De loin, en vol, je l’avais pris pour une chrysope. Sur le parvis de La Défense, ce n’était pas banal. L’insecte a fini par se poser sur un olivier en bac. Ce prétendu chrysope s’avère être en fait un papillon de nuit. Les antennes tenues droit devant et sa belle moustache m’orientent vers la famille des Ypsolophidae.
Ypsolopha mucronella est un des rares papillons que l’on peut voir voler en plein hiver : le pic d’observation est entre février et avril. Sa chenille consomme les feuilles de différentes espèces de fusains. Quelques massifs de fusains couvre-sols et arbustifs dans les jardinières à proximité expliquent la présence de ce papillon de nuit.
Le copalme (Liquidambar styraciflua) est un bel arbre américain souvent utilisé en espaces verts en raison des couleurs flamboyantes de son feuillage à l’automne. Ses fruits, de petites samares, sont enfermées dans des capsules groupées en boules épineuses qui participent aussi au charme de cet arbre en hiver. Les fruits ailés s’en échappent à maturité à la fin de l’automne. C’est le moment que choisissent les chardonnerets pour prélever leur dîme car ils apprécient ces graines, tout comme celles du platane.
Cette belle photo aimablement fournie par un naturaliste francilien montre que ces oiseaux savent s’adapter à la vie en ville et tirer profit d’une nourriture parfois exotique.
Le parc François-Mitterrand, depuis les travaux de rénovation écologique, est devenu un haut lieu de la biodiversité ordinaire. Cela n’a pas échappé à quelques étudiants au sens artistique développé.

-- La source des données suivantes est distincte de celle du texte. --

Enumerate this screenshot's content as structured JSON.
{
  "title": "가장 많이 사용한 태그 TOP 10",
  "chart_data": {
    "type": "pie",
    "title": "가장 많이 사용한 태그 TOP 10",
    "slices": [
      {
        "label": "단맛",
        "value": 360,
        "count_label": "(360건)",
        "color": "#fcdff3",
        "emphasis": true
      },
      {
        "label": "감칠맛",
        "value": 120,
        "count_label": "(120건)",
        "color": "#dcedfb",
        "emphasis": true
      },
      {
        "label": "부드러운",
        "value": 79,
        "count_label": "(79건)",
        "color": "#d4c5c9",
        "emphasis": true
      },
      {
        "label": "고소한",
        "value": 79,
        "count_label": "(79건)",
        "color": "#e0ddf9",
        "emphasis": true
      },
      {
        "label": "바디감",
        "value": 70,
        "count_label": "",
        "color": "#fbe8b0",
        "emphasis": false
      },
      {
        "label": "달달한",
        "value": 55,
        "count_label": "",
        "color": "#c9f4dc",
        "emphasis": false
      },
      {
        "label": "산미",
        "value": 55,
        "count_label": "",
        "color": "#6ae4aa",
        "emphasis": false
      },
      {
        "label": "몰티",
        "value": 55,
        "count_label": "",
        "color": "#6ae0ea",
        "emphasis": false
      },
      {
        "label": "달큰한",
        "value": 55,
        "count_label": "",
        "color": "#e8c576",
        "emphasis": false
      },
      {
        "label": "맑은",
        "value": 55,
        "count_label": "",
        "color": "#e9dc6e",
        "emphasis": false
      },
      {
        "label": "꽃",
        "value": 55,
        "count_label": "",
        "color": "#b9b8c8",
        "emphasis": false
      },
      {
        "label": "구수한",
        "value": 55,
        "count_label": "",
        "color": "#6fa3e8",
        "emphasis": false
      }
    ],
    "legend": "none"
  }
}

Très bruyantes et bien visibles, une cinquantaine de mouettes rieuses ont établi leur quartier d’hiver dans le parc, comme l’an dernier. Elles sont venues d’Europe du Nord et de l’Est, attirées par la douceur du climat. Je guette depuis début décembre le retour de nos habituées de Pologne, de Belgique et de Tchéquie.
Cliquez sur l’image pour lire le numéro de la bague posée par le Muséum de Prague : ES 15.728 est bien là ! Cette native de Vojkovice était déjà venue en janvier 2015.
D’autres habitants du parc sont plus discrets en cette saison.
Sur le tronc de ce cèdre, chaque fissure est mise à profit. Les gendarmes se pressent les uns contre les autres dans ces abris en attendant le retour des beaux jours. Mais regardez bien, ne dirait-on pas qu’une autre espèce, avec un point blanc tout rond sur la membrane noire, occupe aussi les lieux ?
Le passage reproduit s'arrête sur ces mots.